María Bolaños
Directora del Museo Nacional de Escultura
Piedad y furia
Fue Dédalo, primer escultor entre los hombres, el que separó los pies y las manos del torso de las estatuas, les abrió los ojos y les dio aspecto de cuerpos vivos; tanto que hubo que encadenarlas para impedir que huyesen. La figura de Dédalo, sea mítica o real, representa un momento inaugural en el imaginario de la estatua y en la relación perturbadora que los hombres mantienen con ellas. Como ha probado David Freedberg, el conocimiento de la escultura será incompleto si no consideramos lo que las estatuas hacen a las personas y lo que las personas hacen a las estatuas.
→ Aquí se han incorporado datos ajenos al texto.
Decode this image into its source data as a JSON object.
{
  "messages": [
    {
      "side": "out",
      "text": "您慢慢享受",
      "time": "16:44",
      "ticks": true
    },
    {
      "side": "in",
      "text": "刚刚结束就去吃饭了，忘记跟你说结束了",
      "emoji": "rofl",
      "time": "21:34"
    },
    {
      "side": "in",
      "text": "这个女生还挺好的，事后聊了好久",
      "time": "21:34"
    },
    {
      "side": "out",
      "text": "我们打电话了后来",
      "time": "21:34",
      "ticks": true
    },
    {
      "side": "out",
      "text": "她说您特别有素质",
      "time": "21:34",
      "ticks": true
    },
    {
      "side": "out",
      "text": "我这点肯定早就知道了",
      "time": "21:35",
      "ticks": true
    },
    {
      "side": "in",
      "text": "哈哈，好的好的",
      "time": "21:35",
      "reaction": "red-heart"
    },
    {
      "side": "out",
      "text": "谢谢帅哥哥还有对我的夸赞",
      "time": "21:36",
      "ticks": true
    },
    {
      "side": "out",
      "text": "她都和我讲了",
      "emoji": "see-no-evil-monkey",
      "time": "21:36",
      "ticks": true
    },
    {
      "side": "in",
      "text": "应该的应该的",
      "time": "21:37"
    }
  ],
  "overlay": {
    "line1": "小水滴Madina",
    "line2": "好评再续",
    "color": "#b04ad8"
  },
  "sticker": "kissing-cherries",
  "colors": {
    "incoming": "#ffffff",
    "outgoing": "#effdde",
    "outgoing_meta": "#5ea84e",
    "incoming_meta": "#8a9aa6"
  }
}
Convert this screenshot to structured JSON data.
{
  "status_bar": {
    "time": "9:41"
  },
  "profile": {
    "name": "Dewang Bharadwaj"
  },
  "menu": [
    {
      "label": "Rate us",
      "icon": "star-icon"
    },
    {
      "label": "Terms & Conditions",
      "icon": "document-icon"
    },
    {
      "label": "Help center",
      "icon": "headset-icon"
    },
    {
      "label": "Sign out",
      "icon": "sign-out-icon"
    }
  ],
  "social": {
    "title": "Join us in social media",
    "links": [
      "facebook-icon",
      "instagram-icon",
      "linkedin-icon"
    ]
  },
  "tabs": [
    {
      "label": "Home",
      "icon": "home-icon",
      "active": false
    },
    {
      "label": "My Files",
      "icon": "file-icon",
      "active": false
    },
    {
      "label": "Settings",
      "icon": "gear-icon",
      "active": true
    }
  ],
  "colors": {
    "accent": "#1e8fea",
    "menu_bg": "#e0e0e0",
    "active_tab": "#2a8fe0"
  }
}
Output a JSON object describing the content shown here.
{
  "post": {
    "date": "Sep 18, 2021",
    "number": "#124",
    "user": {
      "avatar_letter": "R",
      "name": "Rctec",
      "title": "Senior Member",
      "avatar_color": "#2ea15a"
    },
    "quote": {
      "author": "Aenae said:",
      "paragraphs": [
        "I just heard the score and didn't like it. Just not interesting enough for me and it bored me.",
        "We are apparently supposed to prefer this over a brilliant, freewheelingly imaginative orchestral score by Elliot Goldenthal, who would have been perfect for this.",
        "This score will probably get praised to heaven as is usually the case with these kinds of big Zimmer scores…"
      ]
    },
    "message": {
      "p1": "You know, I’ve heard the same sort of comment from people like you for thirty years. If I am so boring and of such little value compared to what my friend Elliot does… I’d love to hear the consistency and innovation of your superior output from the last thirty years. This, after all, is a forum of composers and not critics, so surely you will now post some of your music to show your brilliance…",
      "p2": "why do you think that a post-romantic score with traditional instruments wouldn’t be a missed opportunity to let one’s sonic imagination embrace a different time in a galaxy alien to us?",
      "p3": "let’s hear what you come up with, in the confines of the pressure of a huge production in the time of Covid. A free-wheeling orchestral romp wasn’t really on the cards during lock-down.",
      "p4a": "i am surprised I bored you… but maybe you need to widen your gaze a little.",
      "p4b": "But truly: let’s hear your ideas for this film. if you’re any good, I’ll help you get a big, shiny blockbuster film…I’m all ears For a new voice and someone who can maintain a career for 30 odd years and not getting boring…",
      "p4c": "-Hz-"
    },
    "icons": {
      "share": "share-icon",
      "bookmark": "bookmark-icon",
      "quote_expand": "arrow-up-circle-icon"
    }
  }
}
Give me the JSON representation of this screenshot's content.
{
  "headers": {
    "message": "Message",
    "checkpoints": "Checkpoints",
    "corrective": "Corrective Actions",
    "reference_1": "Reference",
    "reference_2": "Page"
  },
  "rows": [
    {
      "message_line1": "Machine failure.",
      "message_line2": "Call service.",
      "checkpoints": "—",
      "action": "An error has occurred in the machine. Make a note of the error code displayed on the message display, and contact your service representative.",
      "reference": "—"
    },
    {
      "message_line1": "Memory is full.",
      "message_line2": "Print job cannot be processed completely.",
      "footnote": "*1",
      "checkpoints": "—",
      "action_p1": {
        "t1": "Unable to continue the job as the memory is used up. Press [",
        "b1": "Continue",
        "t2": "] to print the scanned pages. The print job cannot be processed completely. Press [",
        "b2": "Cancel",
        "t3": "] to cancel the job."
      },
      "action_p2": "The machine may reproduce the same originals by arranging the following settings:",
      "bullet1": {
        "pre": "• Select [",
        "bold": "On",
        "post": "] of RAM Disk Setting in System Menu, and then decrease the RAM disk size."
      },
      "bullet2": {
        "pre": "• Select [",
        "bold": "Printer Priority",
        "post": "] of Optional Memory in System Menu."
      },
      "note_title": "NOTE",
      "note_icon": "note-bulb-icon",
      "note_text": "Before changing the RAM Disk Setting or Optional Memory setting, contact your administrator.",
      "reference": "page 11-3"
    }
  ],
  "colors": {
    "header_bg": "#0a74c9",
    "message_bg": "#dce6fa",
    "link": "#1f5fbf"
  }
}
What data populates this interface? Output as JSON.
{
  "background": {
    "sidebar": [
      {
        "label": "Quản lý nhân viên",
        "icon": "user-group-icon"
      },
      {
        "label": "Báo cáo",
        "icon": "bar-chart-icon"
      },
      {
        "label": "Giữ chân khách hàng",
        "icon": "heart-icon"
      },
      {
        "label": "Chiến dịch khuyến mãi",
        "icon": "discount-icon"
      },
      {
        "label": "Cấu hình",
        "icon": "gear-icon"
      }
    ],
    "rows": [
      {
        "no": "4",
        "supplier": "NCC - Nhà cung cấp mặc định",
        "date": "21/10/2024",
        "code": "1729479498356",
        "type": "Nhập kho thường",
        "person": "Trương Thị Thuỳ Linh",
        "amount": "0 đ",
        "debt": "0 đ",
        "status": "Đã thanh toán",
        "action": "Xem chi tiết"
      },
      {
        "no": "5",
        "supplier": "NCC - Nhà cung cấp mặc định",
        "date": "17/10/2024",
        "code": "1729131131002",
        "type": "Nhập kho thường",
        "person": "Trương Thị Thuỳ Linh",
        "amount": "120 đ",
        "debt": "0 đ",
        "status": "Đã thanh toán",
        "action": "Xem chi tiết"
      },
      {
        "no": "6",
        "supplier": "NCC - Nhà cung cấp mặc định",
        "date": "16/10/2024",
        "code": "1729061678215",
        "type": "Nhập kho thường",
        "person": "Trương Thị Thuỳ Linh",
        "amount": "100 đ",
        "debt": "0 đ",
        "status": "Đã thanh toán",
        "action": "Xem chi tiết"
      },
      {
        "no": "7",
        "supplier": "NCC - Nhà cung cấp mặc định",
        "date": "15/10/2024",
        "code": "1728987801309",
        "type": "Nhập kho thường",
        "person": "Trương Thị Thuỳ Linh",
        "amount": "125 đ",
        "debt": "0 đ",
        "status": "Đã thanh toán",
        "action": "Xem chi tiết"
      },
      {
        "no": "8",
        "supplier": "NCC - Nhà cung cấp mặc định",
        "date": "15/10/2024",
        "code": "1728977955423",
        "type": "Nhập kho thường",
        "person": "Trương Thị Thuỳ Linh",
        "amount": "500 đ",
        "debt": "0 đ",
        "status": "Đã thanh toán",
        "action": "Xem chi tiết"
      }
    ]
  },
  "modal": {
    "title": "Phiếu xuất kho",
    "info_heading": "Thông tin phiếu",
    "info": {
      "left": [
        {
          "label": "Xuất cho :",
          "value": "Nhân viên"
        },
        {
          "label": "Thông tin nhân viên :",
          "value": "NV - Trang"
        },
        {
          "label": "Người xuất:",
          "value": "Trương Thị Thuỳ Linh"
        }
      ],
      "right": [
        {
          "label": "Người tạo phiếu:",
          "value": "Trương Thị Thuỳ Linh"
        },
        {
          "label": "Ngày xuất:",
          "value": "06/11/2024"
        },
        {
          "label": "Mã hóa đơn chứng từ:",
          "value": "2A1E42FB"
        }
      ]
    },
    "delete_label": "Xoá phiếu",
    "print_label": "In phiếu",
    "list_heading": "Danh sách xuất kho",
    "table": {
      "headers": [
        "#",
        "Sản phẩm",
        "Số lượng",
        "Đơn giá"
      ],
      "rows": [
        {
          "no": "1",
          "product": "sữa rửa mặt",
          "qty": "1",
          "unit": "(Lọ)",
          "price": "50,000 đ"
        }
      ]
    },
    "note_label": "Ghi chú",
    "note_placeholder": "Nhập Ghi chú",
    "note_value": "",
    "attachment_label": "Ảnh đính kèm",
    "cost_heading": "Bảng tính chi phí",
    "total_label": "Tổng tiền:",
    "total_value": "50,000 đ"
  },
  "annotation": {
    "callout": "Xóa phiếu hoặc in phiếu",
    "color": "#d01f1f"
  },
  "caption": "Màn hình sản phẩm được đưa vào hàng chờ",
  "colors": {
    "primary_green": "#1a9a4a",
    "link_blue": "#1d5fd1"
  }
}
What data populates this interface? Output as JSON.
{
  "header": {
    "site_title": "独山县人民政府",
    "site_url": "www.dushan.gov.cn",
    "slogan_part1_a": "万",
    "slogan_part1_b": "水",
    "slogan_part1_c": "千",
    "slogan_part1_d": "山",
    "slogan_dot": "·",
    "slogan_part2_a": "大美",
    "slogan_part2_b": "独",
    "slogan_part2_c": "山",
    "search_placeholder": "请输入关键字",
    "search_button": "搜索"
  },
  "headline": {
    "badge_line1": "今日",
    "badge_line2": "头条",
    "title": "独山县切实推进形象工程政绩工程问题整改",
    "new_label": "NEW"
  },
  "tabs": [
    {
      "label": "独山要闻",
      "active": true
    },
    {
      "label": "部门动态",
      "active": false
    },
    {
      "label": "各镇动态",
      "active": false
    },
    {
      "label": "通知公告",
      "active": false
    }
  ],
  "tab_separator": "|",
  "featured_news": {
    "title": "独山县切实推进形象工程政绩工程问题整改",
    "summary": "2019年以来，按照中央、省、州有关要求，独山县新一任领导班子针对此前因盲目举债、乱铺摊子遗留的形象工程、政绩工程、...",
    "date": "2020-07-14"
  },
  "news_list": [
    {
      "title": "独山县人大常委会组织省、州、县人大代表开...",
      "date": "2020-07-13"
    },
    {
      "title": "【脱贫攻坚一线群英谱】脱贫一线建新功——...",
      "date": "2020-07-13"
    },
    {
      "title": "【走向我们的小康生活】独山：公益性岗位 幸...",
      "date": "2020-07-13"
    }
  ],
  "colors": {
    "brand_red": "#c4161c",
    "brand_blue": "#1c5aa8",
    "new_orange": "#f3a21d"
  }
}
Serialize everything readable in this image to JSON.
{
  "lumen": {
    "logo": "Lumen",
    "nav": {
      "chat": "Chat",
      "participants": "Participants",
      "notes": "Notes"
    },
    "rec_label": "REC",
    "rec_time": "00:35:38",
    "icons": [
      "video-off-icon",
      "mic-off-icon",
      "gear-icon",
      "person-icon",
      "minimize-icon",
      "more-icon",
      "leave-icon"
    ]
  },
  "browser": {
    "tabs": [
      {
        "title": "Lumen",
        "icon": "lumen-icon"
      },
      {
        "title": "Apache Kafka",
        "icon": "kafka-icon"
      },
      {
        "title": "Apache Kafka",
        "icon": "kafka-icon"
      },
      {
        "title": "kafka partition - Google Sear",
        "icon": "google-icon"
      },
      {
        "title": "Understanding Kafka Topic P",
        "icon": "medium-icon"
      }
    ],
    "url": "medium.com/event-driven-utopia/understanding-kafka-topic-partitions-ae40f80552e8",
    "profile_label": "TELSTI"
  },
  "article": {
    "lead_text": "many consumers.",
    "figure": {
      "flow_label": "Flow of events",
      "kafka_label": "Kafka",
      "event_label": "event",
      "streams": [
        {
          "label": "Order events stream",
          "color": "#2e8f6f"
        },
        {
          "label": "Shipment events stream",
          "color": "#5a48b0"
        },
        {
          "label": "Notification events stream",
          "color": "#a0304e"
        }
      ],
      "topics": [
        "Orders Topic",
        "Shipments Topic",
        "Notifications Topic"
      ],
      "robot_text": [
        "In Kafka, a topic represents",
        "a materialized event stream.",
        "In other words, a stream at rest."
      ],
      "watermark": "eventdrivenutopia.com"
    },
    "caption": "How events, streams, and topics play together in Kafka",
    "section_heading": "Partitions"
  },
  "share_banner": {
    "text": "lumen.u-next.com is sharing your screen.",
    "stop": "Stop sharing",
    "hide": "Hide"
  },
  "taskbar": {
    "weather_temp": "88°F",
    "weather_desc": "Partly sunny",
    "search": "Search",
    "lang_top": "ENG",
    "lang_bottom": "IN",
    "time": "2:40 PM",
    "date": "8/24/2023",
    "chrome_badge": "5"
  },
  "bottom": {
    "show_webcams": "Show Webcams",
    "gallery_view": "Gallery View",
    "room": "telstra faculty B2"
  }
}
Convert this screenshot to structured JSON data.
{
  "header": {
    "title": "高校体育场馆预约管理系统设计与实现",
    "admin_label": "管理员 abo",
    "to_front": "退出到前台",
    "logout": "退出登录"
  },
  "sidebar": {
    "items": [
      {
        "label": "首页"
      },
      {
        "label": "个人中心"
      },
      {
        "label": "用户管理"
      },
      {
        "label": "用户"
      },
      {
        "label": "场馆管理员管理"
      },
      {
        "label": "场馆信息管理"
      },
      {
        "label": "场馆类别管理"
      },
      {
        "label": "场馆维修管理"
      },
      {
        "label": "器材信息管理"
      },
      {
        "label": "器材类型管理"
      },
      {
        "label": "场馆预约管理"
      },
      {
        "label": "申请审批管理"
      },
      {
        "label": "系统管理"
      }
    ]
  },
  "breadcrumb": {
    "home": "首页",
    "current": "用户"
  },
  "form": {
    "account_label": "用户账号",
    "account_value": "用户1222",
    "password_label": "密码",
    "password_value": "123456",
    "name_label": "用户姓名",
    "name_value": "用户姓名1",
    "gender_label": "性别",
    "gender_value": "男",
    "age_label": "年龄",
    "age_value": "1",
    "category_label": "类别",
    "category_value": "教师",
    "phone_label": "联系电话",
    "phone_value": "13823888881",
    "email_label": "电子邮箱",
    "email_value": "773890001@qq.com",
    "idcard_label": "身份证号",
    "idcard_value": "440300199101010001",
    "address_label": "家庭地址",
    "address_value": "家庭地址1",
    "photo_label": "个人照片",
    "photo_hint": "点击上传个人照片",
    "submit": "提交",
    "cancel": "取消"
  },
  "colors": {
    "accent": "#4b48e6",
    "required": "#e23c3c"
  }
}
Desde tiempos milenarios, las estatuas han sido motivo de ansiedad. Dotadas de una fisicidad táctil, plantadas como un sólido en medio de las cosas, responden a la creencia tácita de que los cuerpos representados en ellas tienen el rango de seres vivos y presentes. No son “algo” sino “alguien”. Pertenecen, por así decir, a la categoría del “doble”, al conceder un lugar en el mundo a dioses extraterrenales o a hombres ya muertos.
Su poder invisible, lo que se espera de ellas y lo que parecen desear, provoca una mezcla de sobreexcitación y miedo. Se las baña en el río, se las viste, son paseadas, reciben ofrendas, son besadas y acariciadas, se les pide favores o son atadas con cadenas de oro para que no se ausenten. Todo diálogo con ellas tiene algo de acto carnal. Pero no siempre las reacciones que despiertan son cordiales. A veces la ira o la venganza se ceban en su corporeidad tangible y son mutiladas, escarnecidas, quemadas .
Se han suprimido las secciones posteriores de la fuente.